Lately, I've left Sundays for myself, to get things done on my personal projects. I just turn on the football games, and try and get at least one or two things accomplished from the build list. Today, I decided that one job that I have procrastinated on needed to be polished off, and that was notching my downtube so my Shovel and the front exhaust pipe could once and for all fit the frame right, and have both easily removable.

The Evo is a little taller, and the exhaust port is set on an angle away from the downtube. But, on a Shovel, you can see in the above photo how far out to the front the exhaust spigot, pipe mounting flange/bolt, and the pipe stick out. No problem on a stock-type frame layout, but on this frame, when we slid the Shovel in it for the first time, the front exhaust spigot ran smack into the middle of the curved downtube before it was even close to mounting up. Fuck.
If this engine was to fit this frame, a little judicious frame notching was in order. It had to be done, it had to look good after it was finished, and it had to not compromise the structural integrity of the downtube itself - especially a single downtube. Fortunately, the downtube is 1 1/2" OD, 1/4" wall DOM, so it made things a little easier structurally for the notching.

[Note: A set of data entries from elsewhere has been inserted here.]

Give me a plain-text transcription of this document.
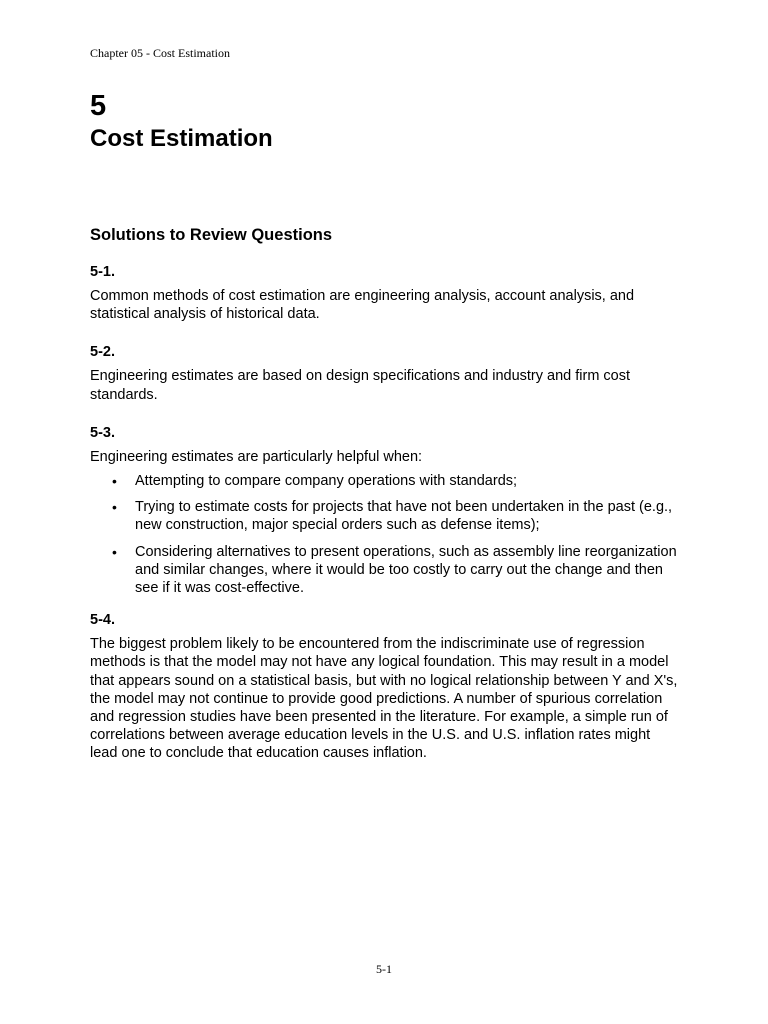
Chapter 05 - Cost Estimation
5
Cost Estimation
Solutions to Review Questions
5-1.

Common methods of cost estimation are engineering analysis, account analysis, and statistical analysis of historical data.

5-2.

Engineering estimates are based on design specifications and industry and firm cost standards.

5-3.

Engineering estimates are particularly helpful when:

• Attempting to compare company operations with standards;
• Trying to estimate costs for projects that have not been undertaken in the past (e.g., new construction, major special orders such as defense items);
• Considering alternatives to present operations, such as assembly line reorganization and similar changes, where it would be too costly to carry out the change and then see if it was cost-effective.
5-4.

The biggest problem likely to be encountered from the indiscriminate use of regression methods is that the model may not have any logical foundation. This may result in a model that appears sound on a statistical basis, but with no logical relationship between Y and X's, the model may not continue to provide good predictions. A number of spurious correlation and regression studies have been presented in the literature. For example, a simple run of correlations between average education levels in the U.S. and U.S. inflation rates might lead one to conclude that education causes inflation.

5-1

I didn't shoot any photos of the actual work involved, because notching frame tubes like this is slow, tedious work - hence me putting it off for the last few months. You have to cut and grind little amounts of material off at a time, and it's easy to get impatient - otherwise, you wind up with a frame tube that looks like a bag of smashed assholes.
I will tell you that I started off by making a posterboard pattern of the initial shape of the notch, then I marked it on the tube with a Sharpie. Then, instead of going over the Sharpie line with a soapstone line, I used an old trick of tracing just inside my line with a series of centerpunch ticks, which are way easy to follow as you cut. I did the initial cut with a torch (I don't have a plasma cutter, way easier) with the flame set for a fine kerf line, cutting just on the centerpunch tick line. After that, it was grind, fit, grind, fit, until I was satisfied I had my final shape and clearance.



When I build my 2 into 1 collector system, the front pipe will angle down in approximately the same way as the big black arrow is pointing. It won't be anywhere near the magneto. Also note the nice, thick Fab Kevin exhaust flange. We made it, everything fits, and another thing off the "to do" list.